Se lancer seul dans la création d’une entreprise soulève d’abord une question de statut : micro-entreprise, EURL ou SASU ne protègent pas le patrimoine, n’imposent pas les mêmes cotisations et n’ouvrent pas les mêmes droits de la même façon. Voici les repères pour comparer, et les démarches à ne pas oublier.
- Micro-entreprise : formalités allégées, cotisations proportionnelles au chiffre d’affaires réalisé, mais un chiffre d’affaires plafonné.
- EURL : société à un seul associé, gérant au régime social des indépendants (TNS), comptabilité complète.
- SASU : société à un seul actionnaire, président assimilé salarié, statuts plus souples pour organiser une éventuelle association future.
Les avantages de créer son entreprise seul
Entreprendre seul évite d’avoir à négocier chaque décision avec un associé : le fondateur unique ajuste sa stratégie, ses priorités et son rythme sans arbitrage collectif. La gestion des ressources est centralisée, ce qui simplifie le suivi budgétaire, et les démarches de constitution sont généralement plus rapides qu’à plusieurs, en particulier en micro-entreprise où l’immatriculation se fait directement en ligne auprès du guichet unique de l’INPI.
- Flexibilité de pilotage : la stratégie s’ajuste sans réunion d’associés ni vote préalable.
- Simplicité de départ : la micro-entreprise se crée en une démarche unique en ligne, sans capital social minimum.
- Accès à des dispositifs d’accompagnement : l’Acre (exonération partielle de charges sociales la première année, sous conditions) reste ouverte aux créateurs individuels — l’éligibilité exacte se vérifie auprès de l’Urssaf au moment de la demande.
Statut, démarches et aides : les fondamentaux
Avant de choisir un statut, il s’agit de valider la faisabilité du projet (étude de marché, test de l’offre), puis de comparer les trois formes les plus courantes pour entreprendre seul.

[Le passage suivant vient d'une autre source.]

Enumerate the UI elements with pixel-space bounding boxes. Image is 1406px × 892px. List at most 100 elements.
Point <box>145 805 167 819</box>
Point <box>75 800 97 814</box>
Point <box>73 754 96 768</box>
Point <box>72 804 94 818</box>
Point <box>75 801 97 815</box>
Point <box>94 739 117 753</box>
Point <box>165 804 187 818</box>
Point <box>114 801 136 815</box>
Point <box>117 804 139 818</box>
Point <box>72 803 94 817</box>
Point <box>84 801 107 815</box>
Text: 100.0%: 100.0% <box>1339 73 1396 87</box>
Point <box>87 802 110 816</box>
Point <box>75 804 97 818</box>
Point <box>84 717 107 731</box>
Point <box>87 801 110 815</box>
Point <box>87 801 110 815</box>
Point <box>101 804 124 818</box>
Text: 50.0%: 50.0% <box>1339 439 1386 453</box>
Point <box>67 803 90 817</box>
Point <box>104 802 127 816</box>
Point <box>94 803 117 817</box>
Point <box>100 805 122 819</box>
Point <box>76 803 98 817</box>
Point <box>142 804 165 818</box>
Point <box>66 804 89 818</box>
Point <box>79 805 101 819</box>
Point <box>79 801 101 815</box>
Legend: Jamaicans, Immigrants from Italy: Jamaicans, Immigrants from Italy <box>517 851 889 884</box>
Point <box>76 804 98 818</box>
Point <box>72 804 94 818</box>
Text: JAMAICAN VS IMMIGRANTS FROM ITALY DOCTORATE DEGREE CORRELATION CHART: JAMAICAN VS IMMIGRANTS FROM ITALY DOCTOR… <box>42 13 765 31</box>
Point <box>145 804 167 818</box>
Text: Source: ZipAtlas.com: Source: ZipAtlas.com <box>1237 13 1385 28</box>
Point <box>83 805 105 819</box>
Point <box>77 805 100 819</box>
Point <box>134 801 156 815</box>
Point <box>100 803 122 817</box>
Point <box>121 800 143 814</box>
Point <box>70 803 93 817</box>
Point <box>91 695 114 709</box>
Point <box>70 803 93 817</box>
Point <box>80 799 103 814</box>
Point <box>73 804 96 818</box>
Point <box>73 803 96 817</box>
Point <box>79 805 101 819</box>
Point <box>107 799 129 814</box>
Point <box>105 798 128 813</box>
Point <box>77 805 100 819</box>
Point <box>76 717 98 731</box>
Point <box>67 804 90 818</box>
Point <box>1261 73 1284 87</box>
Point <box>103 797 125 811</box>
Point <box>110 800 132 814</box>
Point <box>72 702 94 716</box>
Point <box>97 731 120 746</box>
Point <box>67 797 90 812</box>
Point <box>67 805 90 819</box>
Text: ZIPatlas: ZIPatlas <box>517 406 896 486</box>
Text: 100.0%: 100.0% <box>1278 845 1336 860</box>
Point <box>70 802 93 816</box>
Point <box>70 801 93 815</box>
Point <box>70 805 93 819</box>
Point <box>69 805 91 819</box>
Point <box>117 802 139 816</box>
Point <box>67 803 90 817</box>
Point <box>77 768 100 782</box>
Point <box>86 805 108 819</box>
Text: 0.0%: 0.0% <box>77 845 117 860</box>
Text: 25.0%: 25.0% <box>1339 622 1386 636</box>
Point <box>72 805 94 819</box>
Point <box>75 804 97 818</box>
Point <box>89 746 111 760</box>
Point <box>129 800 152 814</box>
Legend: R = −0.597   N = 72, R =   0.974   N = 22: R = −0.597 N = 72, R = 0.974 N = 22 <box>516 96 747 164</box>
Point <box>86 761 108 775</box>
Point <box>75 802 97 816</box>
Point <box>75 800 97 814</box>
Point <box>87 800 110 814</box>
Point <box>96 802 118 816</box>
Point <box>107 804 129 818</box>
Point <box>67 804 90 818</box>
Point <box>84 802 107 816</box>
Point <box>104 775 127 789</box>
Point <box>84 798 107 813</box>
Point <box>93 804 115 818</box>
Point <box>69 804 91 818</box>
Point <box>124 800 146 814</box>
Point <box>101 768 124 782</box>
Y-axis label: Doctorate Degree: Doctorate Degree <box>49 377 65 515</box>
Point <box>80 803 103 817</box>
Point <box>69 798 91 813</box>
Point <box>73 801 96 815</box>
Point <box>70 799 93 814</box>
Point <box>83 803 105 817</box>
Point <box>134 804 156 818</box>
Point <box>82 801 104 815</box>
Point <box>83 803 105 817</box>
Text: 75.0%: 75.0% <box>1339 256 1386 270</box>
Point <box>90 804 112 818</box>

| Statut | Responsabilité | Régime social | Franchise en base de TVA | À vérifier avant de choisir |
|---|---|---|---|---|
| Micro-entreprise | Entrepreneur individuel — patrimoine personnel et professionnel en principe distincts, dans les conditions et limites du statut d’entrepreneur individuel. | Régime micro-social : cotisations forfaitaires calculées sur le chiffre d’affaires déclaré, dues seulement en cas de chiffre d’affaires positif. | 85 000 € / 93 500 € (vente-hébergement) 37 500 € / 41 250 € (services) |
Plafond de chiffre d’affaires à ne pas dépasser pour rester en micro : 203 100 € (vente) ou 83 600 € (services), seuils proratisés la 1ʳᵉ année civile incomplète. |
| EURL | Société — responsabilité en principe limitée aux apports (hors cas de faute de gestion). | Gérant associé unique : régime des travailleurs non salariés (TNS), cotisations assises sur la rémunération et/ou le bénéfice. | Applicable si le CA reste sous les seuils ci-dessus ; sinon TVA due dès le dépassement. | Rédaction des statuts, dépôt du capital, formalisme comptable plus lourd qu’en micro (bilan, compte de résultat). |
| SASU | Société — responsabilité en principe limitée aux apports. | Président assimilé salarié : affiliation au régime général, cotisations dues sur la rémunération versée (aucune si pas de rémunération). | Applicable si le CA reste sous les seuils ci-dessus ; sinon TVA due dès le dépassement. | Statuts librement rédigés (souplesse pour une entrée future d’investisseurs), coût de gestion sociale généralement plus élevé qu’en EURL. |
Les démarches administratives communes incluent, selon le statut choisi : l’immatriculation au Registre national des entreprises (RNE) via le guichet unique de l’INPI, l’ouverture d’un compte bancaire dédié à l’activité, et la souscription d’une assurance responsabilité civile professionnelle adaptée au secteur. En société (EURL, SASU), s’ajoutent la rédaction des statuts, le dépôt du capital social sur un compte bloqué et la publication d’un avis de constitution dans un support d’annonces légales.
Optimisation et bonnes pratiques pour entreprendre seul
- Trois statuts dominent la création en solo : micro-entreprise, EURL, SASU — ils diffèrent sur la responsabilité, le régime social et le formalisme comptable.
- Le plafond de chiffre d’affaires en micro-entreprise (203 100 € vente / 83 600 € services) n’est pas le même seuil que la franchise en base de TVA (85 000-93 500 € vente / 37 500-41 250 € services) — deux limites distinctes, à ne pas confondre.
- Les démarches communes passent par le guichet unique de l’INPI (immatriculation au RNE), un compte bancaire dédié et une assurance responsabilité civile professionnelle.
- Le choix de statut et son optimisation fiscale/sociale se valident avec un expert-comptable ou le CFE compétent, pas sur la base d’un seul article.